Work Package 2 – Reduction of complexity:

The reduction of complexity is inherent to the applications in computational chemistry and physics because of the brute-force simulation of the most accurate models, based either on the N-body Schrödinger equation or a full DFT description of the electronic structure, is currently and for a long time beyond the reach of current computing means. Numerous approaches have been proposed with varying degrees of rigor and success.

The main objective of this Work Package is to i) mathematically assess the quality and range of applicability of various existing or new scale models and to specify the framework of application, ii) ensuring the relevance to large-scale systems in chemistry and physics and iii) the potential to use the supercomputing resources as proposed in the project.
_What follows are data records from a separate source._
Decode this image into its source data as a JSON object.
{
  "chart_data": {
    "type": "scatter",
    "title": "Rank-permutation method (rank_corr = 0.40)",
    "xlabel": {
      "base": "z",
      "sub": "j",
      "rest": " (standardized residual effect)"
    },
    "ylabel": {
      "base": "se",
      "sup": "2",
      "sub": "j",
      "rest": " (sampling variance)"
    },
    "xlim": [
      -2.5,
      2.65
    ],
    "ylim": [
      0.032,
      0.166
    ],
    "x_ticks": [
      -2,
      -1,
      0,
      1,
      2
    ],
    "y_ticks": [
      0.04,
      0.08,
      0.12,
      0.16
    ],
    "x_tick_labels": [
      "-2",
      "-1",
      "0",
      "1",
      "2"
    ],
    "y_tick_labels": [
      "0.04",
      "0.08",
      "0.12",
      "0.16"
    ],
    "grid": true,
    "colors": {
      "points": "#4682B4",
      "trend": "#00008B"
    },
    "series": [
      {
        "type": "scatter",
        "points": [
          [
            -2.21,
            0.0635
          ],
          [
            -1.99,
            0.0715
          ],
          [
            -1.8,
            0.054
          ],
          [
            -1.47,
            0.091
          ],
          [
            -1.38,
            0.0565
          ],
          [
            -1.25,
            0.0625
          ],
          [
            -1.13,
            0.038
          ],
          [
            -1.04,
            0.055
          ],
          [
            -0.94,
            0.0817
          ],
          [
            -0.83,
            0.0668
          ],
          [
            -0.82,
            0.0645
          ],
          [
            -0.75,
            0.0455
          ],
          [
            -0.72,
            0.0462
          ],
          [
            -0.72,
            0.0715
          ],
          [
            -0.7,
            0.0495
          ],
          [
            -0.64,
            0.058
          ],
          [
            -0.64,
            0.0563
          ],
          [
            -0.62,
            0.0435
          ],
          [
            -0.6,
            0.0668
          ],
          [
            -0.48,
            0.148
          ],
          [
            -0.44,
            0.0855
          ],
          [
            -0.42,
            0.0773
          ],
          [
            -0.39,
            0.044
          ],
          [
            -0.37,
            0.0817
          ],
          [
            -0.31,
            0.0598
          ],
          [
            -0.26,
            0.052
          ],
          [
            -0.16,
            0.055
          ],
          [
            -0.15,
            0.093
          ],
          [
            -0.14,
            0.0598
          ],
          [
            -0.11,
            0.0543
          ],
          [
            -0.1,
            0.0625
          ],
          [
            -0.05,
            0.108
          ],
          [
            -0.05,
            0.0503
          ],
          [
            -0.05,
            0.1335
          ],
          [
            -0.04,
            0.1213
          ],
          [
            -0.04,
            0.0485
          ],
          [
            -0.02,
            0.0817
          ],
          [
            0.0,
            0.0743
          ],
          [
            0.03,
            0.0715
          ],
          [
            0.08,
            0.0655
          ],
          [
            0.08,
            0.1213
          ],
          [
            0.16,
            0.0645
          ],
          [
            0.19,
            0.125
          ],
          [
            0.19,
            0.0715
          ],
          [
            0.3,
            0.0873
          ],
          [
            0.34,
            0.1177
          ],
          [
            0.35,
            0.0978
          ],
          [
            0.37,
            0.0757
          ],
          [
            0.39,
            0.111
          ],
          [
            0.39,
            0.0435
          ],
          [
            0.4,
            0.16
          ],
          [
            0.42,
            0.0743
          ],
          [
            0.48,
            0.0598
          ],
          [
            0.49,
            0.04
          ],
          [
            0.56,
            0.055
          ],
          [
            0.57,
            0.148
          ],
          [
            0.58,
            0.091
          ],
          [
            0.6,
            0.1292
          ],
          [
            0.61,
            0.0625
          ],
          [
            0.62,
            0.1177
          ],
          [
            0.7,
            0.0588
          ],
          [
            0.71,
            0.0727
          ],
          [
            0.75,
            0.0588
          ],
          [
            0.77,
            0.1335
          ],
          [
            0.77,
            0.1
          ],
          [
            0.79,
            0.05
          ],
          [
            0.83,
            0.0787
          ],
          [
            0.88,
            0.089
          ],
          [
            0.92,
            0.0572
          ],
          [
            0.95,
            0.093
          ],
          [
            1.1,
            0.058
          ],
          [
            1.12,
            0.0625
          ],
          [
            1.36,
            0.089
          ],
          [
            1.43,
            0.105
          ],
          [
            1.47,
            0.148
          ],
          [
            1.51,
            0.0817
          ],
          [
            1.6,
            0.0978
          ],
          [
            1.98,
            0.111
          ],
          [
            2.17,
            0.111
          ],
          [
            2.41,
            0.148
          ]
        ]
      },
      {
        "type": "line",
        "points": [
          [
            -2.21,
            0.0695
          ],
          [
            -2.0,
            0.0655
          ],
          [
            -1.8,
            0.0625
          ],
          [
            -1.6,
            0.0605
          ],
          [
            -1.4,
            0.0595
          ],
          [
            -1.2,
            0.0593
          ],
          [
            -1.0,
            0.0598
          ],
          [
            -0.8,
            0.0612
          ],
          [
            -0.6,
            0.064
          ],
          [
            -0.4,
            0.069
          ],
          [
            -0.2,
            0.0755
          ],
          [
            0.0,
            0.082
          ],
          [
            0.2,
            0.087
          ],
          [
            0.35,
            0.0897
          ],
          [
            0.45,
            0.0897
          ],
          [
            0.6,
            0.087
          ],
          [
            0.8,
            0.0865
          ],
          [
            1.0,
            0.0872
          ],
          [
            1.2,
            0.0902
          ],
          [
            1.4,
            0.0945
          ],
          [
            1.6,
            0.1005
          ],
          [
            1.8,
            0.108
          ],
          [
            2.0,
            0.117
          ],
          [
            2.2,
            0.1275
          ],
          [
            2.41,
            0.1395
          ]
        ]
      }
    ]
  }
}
The basis for the reduction generally follows physical and chemical intuition and uses for example the fact that:

  • the phenomena of interest are often in a vert specific energy range;
  • the full quantum description of the ab initio contribution is often required only in a localized region of low volume space giving rise to QM/MM approaches or implicit polarizable solvent models
  • reactivity does not need to be taken into account and thus the dynamic behaviour can be modelled using classical empirical potentials.

Finally, very simplified models can be used to parameterize Monte Carlo kinetic models allowing a rough description of the long-term dynamics. A recent use of statistical learning or machine learning integrating large datasets is also proposed for which the right representation of the modeled objects must be chosen with care and using the synergetic expertise of the team involved in this project.